In Vivo Photoacoustic Imaging of Brain Injury and Rehabilitation by High-Efficient Near-Infrared Dye Labeled Mesenchymal Stem Cells with Enhanced Brain Barrier Permeability.

Stem cell migration and interaction with pathology are critical to understand the complexity and status of disease recovery progress. However, the dynamic visualization still remains a great challenge due to imaging technical limitation, cell labeling difficulty, or blood-brain barrier (BBB).

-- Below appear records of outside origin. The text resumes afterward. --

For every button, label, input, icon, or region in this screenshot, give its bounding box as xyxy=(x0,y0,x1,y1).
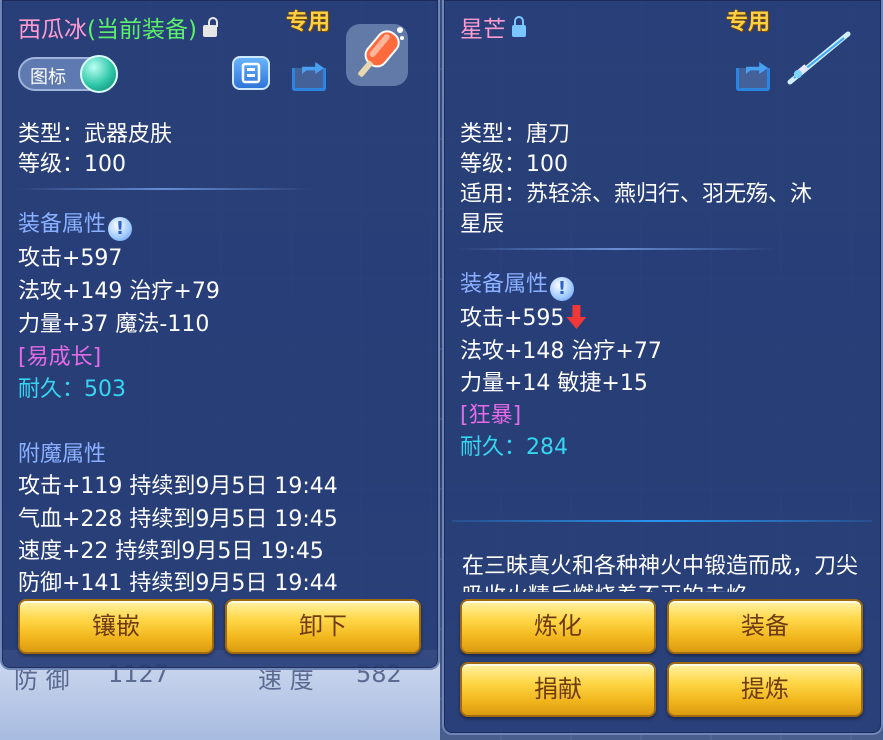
durability: 耐久：284 xyxy=(460,435,569,460)
item-description: 在三昧真火和各种神火中锻造而成，刀尖吸收火精后燃烧着不灭的赤焰 xyxy=(462,554,859,592)
durability: 耐久：503 xyxy=(18,377,127,402)
item-title: 西瓜冰(当前装备) xyxy=(18,10,218,44)
applicable-characters-cont: 星辰 xyxy=(460,212,505,237)
lock-closed-icon[interactable] xyxy=(512,15,526,37)
item-name: 西瓜冰 xyxy=(18,17,87,43)
item-title: 星芒 xyxy=(460,10,526,44)
item-type: 类型：武器皮肤 xyxy=(18,122,173,147)
equipped-status: (当前装备) xyxy=(87,17,197,43)
down-arrow-icon xyxy=(566,305,587,329)
toggle-knob xyxy=(80,55,118,93)
inlay-button[interactable]: 镶嵌 xyxy=(18,599,214,654)
copy-icon[interactable] xyxy=(232,56,270,90)
divider xyxy=(452,520,872,522)
applicable-characters: 适用：苏轻涂、燕归行、羽无殇、沐 xyxy=(460,182,813,207)
attr-magic-heal: 法攻+149 治疗+79 xyxy=(18,279,220,304)
attr-magic-heal: 法攻+148 治疗+77 xyxy=(460,339,662,364)
icon-toggle[interactable]: 图标 xyxy=(18,55,118,93)
icon-toggle-label: 图标 xyxy=(30,67,66,88)
share-icon[interactable] xyxy=(734,58,774,91)
trait-berserk: [狂暴] xyxy=(460,403,522,428)
attr-strength-magic: 力量+37 魔法-110 xyxy=(18,312,210,337)
refine-button[interactable]: 炼化 xyxy=(460,599,656,654)
exclusive-label: 专用 xyxy=(726,10,771,35)
current-equipment-panel: 西瓜冰(当前装备) 专用 图标 类型：武器皮肤 等级：100 装备属性! 攻击+… xyxy=(0,0,440,670)
enchant-attack: 攻击+119 持续到9月5日 19:44 xyxy=(18,474,338,499)
share-icon[interactable] xyxy=(290,58,330,91)
donate-button[interactable]: 捐献 xyxy=(460,662,656,717)
info-icon[interactable]: ! xyxy=(108,217,133,241)
item-level: 等级：100 xyxy=(460,152,568,177)
attr-strength-agility: 力量+14 敏捷+15 xyxy=(460,371,648,396)
info-icon[interactable]: ! xyxy=(550,277,575,301)
lock-open-icon[interactable] xyxy=(202,16,218,37)
unequip-button[interactable]: 卸下 xyxy=(225,599,421,654)
sword-item-icon xyxy=(784,28,854,88)
item-level: 等级：100 xyxy=(18,152,126,177)
item-type: 类型：唐刀 xyxy=(460,122,571,147)
divider xyxy=(456,248,776,250)
item-detail-panel: 星芒 专用 类型：唐刀 等级：100 适用：苏轻涂、燕归行、羽无殇、沐 星辰 装… xyxy=(442,0,883,735)
equipment-attributes-header: 装备属性! xyxy=(460,266,575,301)
enchant-speed: 速度+22 持续到9月5日 19:45 xyxy=(18,539,324,564)
exclusive-label: 专用 xyxy=(286,10,331,35)
trait-growth: [易成长] xyxy=(18,345,102,370)
item-name: 星芒 xyxy=(460,17,506,43)
attr-attack: 攻击+597 xyxy=(18,246,123,271)
enchant-hp: 气血+228 持续到9月5日 19:45 xyxy=(18,507,338,532)
popsicle-item-icon xyxy=(342,20,412,90)
equipment-attributes-header: 装备属性! xyxy=(18,206,133,241)
equip-button[interactable]: 装备 xyxy=(667,599,863,654)
enchant-attributes-header: 附魔属性 xyxy=(18,442,107,467)
enchant-defense: 防御+141 持续到9月5日 19:44 xyxy=(18,571,338,596)
extract-button[interactable]: 提炼 xyxy=(667,662,863,717)
divider xyxy=(14,188,314,190)
attr-attack: 攻击+595 xyxy=(460,300,587,332)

Herein, fast photoacoustic tomography (PAT) with optical molecular probes is applied to noninvasively monitor traumatic brain injury (TBI) and its rehabilitation. The vascular distribution and TBI hemorrhage are clearly imaged, longitudinally monitored, and quantified. Bone mesenchymal stem cells (BMSCs) labeled with modified Prussian blue particles (PBPs), excellent near-infrared dyes and photoacoustic contrasts, are intravenously injected to the mice for improved observation and efficient therapy. BMSCs are demonstrated to be capable of overcoming BBB with enhanced delivery of PBPs to the brain parenchyma. Notably, the versatile BMSCs are observed by PAT to home to the damage region and repair the ruptured vasculature. Moreover, the wound treated by BMSCs exhibits much faster recovery speed than that without treatment. These findings can potentially provide a new noninvasive and high-resolution approach to image TBI, monitor recovery process, and especially trace BMSCs. This study will stimulate extensive researches on brain diseases and provide promising strategies of dye labeled BMSCs in regenerative medicine.